To the extent that a buyer can reject goods for any nonconformity, the UCC retains the perfect tender rule. Section 2-106 states that goods conform to a contract “when they are in accordance with the obligations under the contract.” N.J.S.A. 12A:2-106. Section 2-601 authorizes a buyer to reject goods if they “or the tender of delivery fail in any respect to conform to the contract.” N.J.S.A. 12A:2-601. The Code, however, mitigates the harshness of the perfect tender rule and balances the interests of buyer and seller. The Code achieves that result through its provisions for revocation of acceptance and cure. N.J.S.A. 12A:2-608, 2-508.
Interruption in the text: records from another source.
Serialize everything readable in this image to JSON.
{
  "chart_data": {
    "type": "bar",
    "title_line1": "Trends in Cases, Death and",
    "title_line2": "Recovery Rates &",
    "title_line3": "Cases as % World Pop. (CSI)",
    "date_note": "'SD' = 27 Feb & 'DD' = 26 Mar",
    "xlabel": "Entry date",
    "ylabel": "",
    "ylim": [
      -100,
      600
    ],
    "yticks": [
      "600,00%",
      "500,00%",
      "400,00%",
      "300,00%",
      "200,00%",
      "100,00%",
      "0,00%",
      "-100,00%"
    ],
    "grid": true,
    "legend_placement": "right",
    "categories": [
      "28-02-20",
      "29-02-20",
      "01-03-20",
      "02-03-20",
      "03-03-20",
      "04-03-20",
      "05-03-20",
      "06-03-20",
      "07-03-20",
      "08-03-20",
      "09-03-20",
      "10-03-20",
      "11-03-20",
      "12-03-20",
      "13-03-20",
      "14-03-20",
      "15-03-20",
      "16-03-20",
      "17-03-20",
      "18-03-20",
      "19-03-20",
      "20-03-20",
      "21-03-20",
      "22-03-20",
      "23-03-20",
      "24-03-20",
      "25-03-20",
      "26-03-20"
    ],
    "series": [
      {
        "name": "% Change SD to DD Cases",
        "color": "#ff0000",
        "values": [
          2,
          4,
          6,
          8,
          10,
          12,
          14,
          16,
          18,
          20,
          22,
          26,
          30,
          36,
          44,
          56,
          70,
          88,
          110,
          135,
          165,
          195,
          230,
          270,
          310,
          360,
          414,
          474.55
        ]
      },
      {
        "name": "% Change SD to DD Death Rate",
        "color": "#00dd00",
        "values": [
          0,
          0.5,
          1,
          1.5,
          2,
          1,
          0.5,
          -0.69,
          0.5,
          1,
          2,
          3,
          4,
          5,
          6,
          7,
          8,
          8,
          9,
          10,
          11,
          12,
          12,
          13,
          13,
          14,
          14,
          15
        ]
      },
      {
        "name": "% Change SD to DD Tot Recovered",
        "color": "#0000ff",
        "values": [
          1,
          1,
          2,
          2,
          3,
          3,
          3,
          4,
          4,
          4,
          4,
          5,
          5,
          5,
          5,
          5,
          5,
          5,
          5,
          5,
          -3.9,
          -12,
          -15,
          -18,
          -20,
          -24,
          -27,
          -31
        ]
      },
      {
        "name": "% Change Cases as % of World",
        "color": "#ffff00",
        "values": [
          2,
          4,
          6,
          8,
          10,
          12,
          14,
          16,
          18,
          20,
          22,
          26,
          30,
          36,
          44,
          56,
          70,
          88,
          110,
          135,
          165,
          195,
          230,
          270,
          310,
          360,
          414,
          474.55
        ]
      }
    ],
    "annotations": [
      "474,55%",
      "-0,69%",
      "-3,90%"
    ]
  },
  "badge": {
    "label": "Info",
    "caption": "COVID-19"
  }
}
Initially, the rights of the parties vary depending on whether the rejection occurs before or after acceptance of the goods. Before acceptance, the buyer may reject goods for any nonconformity. N.J.S.A. 12A:2-601. Because of the seller’s right to cure, however, the buyer’s rejection does not necessarily discharge the contract. N.J.S.A. 12A:2-508. Within the time set for performance in the contract, the seller’s right to cure is unconditional. Some authorities recommend granting a breaching party a right to cure in all contracts, not merely those for the sale of goods. Underlying the right to cure in both kinds of contracts is the recognition that parties should be encouraged to communicate with each other and to resolve their own problems.